Modeling of thermo-acoustic instabilities in counterflow flames

Under certain operating conditions, many combustion systems in aerospace propulsion and land-based power generation exhibit large-amplitude pressure oscillations coupled with unsteadiness in the combustion processes. This unsteady multi-scale phenomenon is generally referred to as thermo-acoustic instability. Recently, model-based active control approaches are being pursued to suppress the potentially destructive instability and for this purpose a fundamental understanding of the coupling mechanisms between the dynamics of the flame and acoustics is critical.; In the present investigation, a numerical model is developed to study the interaction of longitudinal acoustic waves with planar flames in the simplified counterflow configuration. The mathematical formulation of quasi one-dimensional, fully unsteady, laminar counterflow flames is derived and the governing equations are integrated numerically based on a MacCormack predictor-corrector scheme, with the inclusion of detailed transport and finite-rate chemistry. In order to accurately represent perfect and partial reflection of acoustic waves at the boundaries, Navier-Stokes characteristic boundary conditions are implemented.; The focus of the investigation is on the linear regime of thermo-acoustic instabilities associated with planar flames. Specifically, coupling mechanisms intrinsic to the dynamics of the flame are addressed, such as flow compressibility effects, which may be responsible for the initial triggering of thermo-acoustic instabilities, and finite-rate chemistry effects. For well-resolved simulations, the occurrence of the self-sustained amplification of pressure fluctuations is analyzed in both non-premixed and premixed methane-air flames for a range of flow strain rates and flame locations, and employing different chemical kinetic models.

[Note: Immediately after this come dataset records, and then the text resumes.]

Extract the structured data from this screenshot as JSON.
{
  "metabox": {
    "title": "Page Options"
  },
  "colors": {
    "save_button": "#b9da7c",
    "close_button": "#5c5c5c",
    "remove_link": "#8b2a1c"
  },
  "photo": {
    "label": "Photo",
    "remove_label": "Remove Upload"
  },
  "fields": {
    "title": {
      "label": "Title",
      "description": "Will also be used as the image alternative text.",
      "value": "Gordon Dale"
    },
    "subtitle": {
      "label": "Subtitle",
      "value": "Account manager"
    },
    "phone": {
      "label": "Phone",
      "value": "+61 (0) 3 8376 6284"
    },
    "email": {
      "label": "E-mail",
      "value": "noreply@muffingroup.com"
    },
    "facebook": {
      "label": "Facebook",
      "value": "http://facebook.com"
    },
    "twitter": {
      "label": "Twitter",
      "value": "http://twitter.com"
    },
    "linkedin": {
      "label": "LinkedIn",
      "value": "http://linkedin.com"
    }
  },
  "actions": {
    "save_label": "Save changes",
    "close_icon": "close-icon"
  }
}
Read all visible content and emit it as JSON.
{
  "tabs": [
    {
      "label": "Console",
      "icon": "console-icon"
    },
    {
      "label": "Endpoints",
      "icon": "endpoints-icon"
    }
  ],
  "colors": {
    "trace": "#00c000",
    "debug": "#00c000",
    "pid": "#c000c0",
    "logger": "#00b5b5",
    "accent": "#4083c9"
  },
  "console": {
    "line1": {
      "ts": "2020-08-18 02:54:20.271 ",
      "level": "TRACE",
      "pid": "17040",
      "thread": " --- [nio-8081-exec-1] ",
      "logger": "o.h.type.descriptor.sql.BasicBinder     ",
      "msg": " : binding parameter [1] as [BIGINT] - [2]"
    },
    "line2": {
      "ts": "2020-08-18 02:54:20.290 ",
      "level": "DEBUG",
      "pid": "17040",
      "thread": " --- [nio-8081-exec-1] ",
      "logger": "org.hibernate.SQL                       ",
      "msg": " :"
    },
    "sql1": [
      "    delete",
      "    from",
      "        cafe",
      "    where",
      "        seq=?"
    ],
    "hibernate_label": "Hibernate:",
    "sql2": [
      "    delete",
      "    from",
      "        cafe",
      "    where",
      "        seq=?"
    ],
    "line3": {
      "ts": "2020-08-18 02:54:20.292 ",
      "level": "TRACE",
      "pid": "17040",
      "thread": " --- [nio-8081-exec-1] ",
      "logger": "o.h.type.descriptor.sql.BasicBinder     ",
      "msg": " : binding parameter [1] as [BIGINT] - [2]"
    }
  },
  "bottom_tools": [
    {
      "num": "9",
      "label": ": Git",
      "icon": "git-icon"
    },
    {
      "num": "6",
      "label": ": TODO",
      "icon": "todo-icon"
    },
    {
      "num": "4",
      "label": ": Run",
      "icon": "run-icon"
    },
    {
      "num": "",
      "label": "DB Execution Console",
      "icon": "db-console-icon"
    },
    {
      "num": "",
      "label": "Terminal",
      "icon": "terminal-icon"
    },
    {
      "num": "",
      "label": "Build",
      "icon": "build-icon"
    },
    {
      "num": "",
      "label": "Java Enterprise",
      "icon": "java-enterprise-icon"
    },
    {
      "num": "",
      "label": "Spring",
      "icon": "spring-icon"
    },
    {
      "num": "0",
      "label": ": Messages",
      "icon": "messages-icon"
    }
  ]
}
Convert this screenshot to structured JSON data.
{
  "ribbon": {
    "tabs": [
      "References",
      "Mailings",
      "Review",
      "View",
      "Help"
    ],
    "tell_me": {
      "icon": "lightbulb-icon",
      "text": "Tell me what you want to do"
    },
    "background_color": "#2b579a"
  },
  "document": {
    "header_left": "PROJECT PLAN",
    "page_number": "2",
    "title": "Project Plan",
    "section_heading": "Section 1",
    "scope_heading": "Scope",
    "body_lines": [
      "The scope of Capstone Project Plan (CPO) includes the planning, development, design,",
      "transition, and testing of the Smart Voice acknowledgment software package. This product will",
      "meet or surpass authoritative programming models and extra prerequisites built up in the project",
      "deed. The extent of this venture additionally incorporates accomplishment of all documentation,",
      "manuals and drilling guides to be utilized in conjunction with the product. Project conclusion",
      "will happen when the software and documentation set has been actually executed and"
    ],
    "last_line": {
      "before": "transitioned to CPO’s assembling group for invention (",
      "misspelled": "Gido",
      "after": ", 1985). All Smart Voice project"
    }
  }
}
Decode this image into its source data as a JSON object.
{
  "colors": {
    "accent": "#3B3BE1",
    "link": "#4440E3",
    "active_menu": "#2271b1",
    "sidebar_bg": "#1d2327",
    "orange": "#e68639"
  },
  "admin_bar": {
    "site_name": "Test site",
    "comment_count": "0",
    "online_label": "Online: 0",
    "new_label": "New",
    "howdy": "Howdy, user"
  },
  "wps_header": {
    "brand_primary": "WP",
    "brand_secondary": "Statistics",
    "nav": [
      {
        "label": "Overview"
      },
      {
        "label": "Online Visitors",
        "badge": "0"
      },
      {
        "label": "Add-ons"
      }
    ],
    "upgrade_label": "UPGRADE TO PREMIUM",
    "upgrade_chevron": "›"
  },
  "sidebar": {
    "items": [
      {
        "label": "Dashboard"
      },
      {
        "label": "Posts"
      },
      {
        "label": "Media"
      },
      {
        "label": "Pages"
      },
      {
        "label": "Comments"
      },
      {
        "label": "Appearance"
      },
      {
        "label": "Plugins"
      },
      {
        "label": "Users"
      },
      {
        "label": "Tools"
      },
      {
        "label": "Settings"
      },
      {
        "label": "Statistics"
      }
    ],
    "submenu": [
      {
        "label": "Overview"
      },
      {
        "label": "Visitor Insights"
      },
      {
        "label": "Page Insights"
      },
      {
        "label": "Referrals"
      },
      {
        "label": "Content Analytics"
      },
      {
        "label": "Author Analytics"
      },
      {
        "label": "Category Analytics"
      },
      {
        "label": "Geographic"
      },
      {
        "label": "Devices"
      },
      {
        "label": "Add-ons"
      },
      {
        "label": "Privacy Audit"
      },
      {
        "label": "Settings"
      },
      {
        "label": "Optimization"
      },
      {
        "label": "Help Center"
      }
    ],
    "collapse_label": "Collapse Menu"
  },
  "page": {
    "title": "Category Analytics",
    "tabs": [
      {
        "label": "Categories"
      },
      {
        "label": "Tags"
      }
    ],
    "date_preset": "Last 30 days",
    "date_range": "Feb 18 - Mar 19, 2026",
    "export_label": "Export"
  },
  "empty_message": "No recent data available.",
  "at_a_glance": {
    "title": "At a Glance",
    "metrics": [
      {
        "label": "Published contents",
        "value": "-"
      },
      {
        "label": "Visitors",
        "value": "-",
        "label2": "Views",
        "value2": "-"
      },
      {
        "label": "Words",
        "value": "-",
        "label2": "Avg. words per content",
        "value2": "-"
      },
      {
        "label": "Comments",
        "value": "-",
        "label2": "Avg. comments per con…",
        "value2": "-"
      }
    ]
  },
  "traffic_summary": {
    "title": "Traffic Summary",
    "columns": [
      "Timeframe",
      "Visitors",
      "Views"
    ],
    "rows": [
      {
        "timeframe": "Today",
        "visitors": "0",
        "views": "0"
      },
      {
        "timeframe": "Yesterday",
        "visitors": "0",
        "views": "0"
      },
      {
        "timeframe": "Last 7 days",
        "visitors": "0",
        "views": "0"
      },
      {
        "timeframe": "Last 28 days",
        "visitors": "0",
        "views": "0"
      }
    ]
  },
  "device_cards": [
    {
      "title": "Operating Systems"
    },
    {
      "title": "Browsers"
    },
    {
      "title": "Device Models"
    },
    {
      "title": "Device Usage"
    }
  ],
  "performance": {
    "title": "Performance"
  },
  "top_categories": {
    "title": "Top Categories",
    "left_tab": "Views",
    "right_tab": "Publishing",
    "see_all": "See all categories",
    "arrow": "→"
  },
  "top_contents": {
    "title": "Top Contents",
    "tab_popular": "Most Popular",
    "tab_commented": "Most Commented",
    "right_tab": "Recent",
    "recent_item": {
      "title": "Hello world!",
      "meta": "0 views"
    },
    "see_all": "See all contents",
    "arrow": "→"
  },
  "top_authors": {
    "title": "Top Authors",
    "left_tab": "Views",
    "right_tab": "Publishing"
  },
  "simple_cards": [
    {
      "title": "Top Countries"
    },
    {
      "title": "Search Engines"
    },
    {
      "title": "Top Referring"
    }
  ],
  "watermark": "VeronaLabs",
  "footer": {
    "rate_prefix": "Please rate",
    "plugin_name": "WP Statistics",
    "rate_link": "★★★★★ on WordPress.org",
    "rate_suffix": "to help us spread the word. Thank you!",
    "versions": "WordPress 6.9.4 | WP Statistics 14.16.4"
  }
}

A detailed analysis of the characteristic time-scales associated with convection, diffusion, chemistry and acoustics is performed together with an analysis of the heat release rate and of the effects of flame location in order to provide a better understanding of the fundamental coupling mechanisms driving the instability, namely chemical kinetic-acoustic coupling and acoustically-induced fluctuations in the mass flux of reactants into the flame.